As Toni says “We’ll try to be sincere and empathetic and always give them an out to take it off-line, away from public view. We want to show customers and prospects in the big wide world that we deal with problems quickly and efficiently. Ultimately it’s our response to the situation that we’re being judged on. If we give people every opportunity to speak to us and resolve their issue, then it will be obvious to everyone else following that we’ve got a wild card that just wants to make a public scene.”

Toni also cautions to respond with a calm approach. Responding in any other way can “snowball into the kind of dialogue you won’t want anyone to see,” he added.
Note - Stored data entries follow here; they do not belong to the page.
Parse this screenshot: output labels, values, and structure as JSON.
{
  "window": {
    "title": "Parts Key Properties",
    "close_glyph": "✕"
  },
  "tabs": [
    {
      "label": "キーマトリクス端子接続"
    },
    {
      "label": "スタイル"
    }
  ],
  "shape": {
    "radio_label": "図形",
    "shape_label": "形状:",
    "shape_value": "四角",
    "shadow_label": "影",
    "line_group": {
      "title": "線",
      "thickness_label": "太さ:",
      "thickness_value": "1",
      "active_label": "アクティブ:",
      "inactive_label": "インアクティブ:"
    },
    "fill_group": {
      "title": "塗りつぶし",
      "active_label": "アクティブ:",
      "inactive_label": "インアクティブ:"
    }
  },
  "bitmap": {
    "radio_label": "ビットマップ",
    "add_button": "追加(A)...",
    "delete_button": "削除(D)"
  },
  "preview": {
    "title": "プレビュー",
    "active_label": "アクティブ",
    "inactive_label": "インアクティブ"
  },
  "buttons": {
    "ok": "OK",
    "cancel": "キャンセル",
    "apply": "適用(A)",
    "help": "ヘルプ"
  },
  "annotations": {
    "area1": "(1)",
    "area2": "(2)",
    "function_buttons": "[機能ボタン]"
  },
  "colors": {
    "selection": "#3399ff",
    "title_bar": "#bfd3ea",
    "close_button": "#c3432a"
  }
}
2. Turn the negative into a positive

Joshua Justice, President of Southern Solutions has only had three negative comments, all of which were spam and he was able to delete them immediately. And, had they been legitimate, he would have followed up personally to discuss.

In 2014 Joshua’s company, Southern Solutions was given a negative spam review on Facebook and even though it was clearly spam, they were unable to remove it. So instead, he took that as a prompt to do something positive about it. “I asked our customers to review us and help us counteract the inappropriate comment. It worked and in a few days we were back to average rating of 5 out of 5 stars.”
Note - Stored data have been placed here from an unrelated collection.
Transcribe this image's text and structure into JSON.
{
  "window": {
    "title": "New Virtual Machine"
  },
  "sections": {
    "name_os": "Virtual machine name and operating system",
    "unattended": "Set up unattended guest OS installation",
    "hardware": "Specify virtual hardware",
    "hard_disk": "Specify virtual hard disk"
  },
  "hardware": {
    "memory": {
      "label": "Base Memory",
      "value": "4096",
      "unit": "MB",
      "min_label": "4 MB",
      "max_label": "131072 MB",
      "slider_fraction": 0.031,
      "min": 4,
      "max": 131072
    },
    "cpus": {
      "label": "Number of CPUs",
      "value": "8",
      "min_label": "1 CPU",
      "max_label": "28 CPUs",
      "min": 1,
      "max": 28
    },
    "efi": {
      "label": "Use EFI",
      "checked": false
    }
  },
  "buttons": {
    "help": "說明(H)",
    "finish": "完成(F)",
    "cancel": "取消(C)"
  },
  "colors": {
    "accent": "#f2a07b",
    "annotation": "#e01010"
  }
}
Four Tips For Planning Ahead

Even though negative comments on social media are less frequent in B2B than B2C, it’s not reasonable to expect a company will never receive a negative comment. In the event it happens to you, think about these best practices we uncovered:

  1. Triage the comment first Use this social media triage flowchart to help decide whether to respond or not – it was adapted by the Altimeter Group from the USAF blog triage and is legendary in social media circles
  2. Respond promptly – The quicker and more authentically you respond to a negative comment, the less likely the situation will escalate.
  3. Take it off the platform – As both Toni and Joshua mentioned above, taking the conversation offline is the most successful approach.
  4. Follow up afterwards – Once you’ve handled the initial complaint, check in with the commenter after a few days to ask if there is anything else you can do.

The “Triple A” formula for responding

If you do get a genuine negative comment, consider using this formula in your response – Acknowledge, Apologize and Act.

  • Acknowledge – Thank them for letting you know
  • Apologize / Empathize with the situation – doesn’t mean admit you were at fault, it means take a genuine interest in their situation
  • Act – do something about it – and keep them informed

So if you receive a Tweet like this in your Twitter timeline:

@yourhandle I’ve been waiting all day for an engineer to turn up and he still isn’t here – your service is the worst!

Respond like this:

@complaintname I’m sorry you’ve been kept waiting, please send a DM with your contact details so we can chase this up – Andy

[DM = Direct Message on Twitter]

Then follow up and resolve the complaint the same way you would any other.

Use the same formula on LinkedIn, GooglePlus, Facebook, or your blog. Replace “DM” with email, private message etc. to take it off the public timeline.

The reality of social media

At some stage, you will undoubtedly receive a negative comment. Have a process in place to handle them professionally before you receive your first one and you can improve the perception of your business. Don’t let the fear of receiving a negative comment stop you from using social media as part of your digital marketing strategy.

It is always better to give your customers a way to tell you about an issue on your social media channels rather than leave them to use social media to tell your prospects or competition.